The third problem is that the offer of a refund, which generally a nice gesture, is not something that helps recover from the problem: it is not that they caused the customer a loss of money, but a loss of time by mishandling the order.   A more appropriate action would be to expedite processing and provide free overnight delivery to help minimize further delay.

And the fourth problem is the missing fourth step of the basic apology model: to provide some reassurance that the problem will not recur in the future, so that the customer won’t be as hesitant to engage with the brand again.   To omit that step seems either arrogant (believing future business can be taken for granted in spite of the problem) or dismissive (not really caring if the customer does business with the brand in future).

In all, none of these things constitutes an egregious error – but it is the combined effect of a lot of small problems that makes this a model for poor customer service in a critical situation.

Thursday, July 12, 2018

Bad Ambassadors

The desire of brands to win advocacy is a generally good thing – it causes firms to think beyond the one-time sale, to providing a product that leaves customers so satisfied that they will not only repurchase but also advocate to other prospects in favor of the brand.   However, like any good thing, it can be done to excess – and at some point pursuing advocacy for the sake of having advocates becomes harmful to the brand.

The consumption of a product is for its functional benefits – but the consumption of a brand is often for non-functional benefits.   I add “often” because some brands are valued for their reputation for quality in terms of functional benefits, but in most cases products are commoditized: the offering of one brand is no better or worse than the next in terms of its functional qualities, such that the only difference is psychological.  This is generally true of most crowded markets where product offerings have become commoditized.

One of the chief psychological benefits is social recognition: Brand X and Brand Y are functionally indistinct, but are associated with certain social groups.  “We” use Brand X and “they” use Brand Y.   So the distinction between the brands is social identity – belonging to one group rather than another.   Hence a person chooses the brand that aligns with the identity to a group to which they wish to belong, and shuns the brand that aligns with any group whose membership is mutually exclusive to the desired group.

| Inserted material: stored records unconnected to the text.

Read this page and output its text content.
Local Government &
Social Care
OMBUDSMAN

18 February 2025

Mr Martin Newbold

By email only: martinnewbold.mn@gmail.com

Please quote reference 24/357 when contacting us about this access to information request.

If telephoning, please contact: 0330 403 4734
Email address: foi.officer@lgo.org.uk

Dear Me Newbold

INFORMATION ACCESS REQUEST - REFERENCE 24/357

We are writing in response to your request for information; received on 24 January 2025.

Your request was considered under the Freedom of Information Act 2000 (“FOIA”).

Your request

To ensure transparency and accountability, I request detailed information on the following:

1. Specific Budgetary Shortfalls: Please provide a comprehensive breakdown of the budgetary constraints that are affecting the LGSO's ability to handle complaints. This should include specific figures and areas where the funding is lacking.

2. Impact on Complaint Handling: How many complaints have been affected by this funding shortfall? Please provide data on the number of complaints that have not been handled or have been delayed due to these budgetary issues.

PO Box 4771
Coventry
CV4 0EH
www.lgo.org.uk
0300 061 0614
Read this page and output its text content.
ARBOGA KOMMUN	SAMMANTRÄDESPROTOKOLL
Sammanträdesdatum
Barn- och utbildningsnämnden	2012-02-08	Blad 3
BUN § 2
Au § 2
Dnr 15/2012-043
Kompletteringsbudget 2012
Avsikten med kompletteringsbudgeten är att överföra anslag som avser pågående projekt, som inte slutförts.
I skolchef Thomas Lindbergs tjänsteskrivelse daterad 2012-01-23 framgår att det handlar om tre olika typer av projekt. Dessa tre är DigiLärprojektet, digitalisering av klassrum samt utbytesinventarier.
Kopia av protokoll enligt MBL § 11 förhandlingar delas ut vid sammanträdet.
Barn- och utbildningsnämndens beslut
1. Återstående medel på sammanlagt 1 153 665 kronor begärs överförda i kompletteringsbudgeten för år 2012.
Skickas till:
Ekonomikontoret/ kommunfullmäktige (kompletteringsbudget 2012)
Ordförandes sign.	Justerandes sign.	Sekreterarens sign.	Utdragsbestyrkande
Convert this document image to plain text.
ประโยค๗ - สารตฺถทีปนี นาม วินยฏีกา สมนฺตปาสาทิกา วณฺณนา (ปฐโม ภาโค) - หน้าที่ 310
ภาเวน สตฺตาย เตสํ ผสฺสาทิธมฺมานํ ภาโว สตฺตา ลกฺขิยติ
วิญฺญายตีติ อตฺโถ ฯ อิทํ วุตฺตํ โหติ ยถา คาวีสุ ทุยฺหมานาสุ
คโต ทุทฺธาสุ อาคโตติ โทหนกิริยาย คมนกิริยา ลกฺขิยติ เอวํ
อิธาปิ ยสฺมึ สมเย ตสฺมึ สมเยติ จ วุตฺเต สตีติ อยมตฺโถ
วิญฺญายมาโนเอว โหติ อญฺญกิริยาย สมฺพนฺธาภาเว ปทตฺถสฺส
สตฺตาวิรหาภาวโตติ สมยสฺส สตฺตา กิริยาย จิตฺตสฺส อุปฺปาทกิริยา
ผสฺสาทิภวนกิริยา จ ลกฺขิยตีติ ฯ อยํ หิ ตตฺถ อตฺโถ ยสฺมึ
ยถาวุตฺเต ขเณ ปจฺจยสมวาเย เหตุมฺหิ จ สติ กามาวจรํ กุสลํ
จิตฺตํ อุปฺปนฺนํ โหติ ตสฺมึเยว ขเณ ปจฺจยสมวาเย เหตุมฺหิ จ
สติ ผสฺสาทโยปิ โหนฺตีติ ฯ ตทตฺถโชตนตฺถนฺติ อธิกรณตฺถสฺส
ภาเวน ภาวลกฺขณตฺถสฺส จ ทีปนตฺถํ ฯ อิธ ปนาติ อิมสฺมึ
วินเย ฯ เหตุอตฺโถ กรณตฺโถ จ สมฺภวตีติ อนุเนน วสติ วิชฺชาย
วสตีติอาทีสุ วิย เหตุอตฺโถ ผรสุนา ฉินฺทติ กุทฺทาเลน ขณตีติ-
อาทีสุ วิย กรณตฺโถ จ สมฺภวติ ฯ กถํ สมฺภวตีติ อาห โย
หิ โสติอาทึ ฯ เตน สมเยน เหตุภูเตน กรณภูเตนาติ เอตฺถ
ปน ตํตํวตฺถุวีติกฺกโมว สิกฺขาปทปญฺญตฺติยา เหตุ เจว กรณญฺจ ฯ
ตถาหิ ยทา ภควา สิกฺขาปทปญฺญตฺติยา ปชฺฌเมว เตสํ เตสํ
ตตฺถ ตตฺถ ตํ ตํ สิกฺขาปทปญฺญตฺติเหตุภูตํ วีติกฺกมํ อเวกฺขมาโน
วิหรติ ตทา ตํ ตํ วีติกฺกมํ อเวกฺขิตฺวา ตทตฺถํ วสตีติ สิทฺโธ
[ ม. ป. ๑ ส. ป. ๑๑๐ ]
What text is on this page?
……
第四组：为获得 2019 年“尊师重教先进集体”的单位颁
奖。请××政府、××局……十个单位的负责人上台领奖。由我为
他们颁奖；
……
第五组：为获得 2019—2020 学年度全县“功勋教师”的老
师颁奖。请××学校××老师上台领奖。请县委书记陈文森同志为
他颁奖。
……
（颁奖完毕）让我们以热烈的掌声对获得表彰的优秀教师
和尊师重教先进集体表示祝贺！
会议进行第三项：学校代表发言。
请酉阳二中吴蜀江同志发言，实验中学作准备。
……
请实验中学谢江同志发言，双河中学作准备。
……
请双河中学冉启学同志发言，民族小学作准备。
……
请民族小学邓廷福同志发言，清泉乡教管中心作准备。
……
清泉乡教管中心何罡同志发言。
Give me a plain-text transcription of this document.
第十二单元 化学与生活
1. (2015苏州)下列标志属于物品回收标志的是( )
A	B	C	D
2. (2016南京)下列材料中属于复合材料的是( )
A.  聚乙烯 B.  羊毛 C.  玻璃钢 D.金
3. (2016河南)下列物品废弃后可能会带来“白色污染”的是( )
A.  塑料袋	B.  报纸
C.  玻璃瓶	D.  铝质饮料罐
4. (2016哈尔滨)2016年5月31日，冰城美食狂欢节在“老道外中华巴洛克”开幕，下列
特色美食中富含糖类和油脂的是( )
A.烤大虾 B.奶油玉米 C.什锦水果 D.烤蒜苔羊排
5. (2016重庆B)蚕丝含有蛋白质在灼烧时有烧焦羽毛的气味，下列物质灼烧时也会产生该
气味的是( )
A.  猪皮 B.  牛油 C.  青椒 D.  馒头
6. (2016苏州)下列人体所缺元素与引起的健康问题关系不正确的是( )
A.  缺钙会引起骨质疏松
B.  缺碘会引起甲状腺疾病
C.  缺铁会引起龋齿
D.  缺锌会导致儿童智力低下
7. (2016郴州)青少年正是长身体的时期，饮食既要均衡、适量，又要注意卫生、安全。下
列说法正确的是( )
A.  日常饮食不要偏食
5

And therein lies the problem: when a brand is selected by a group that is considered undesirable by its existing consumers, the alignment of the brand becomes unclear: is it still aligned with “us” or is it now aligned with “them”?  And if it is no longer “our” band, then there is no longer any value to being associated with it – and possibly value in distancing from it because it is no longer in line with the identity of the desired social group (and is in line with the identity of an undesirable social group).

Where the undesirable group has selected the product of its own accord, there is very little that a brand can do to regain its esteem: brand exists in the mind of the customer.   If the brand decides to go with the flow, to embrace the new breed of customers it has attracted, it can remain viable, though the character of the brand and the qualities of the market it serves will undergo a dramatic transformation – in effect, the brand will have changed markets.    If the brand resists the flow, rejects the new breed of customers and attempts to retain its loyal market, it may find that it is fighting an uphill battle.   Success at this will be very difficult.

However, it is very often the case that the brand initiated this selection: it marketed to the undesirables in an attempt to grow its market, foolishly believing that its loyal customers would remain loyal even when the brand became adopted by the undesirable new customers.  It seems to be counting ambassadors, failing to recognize that not all ambassadors are good ones.  This is suicide.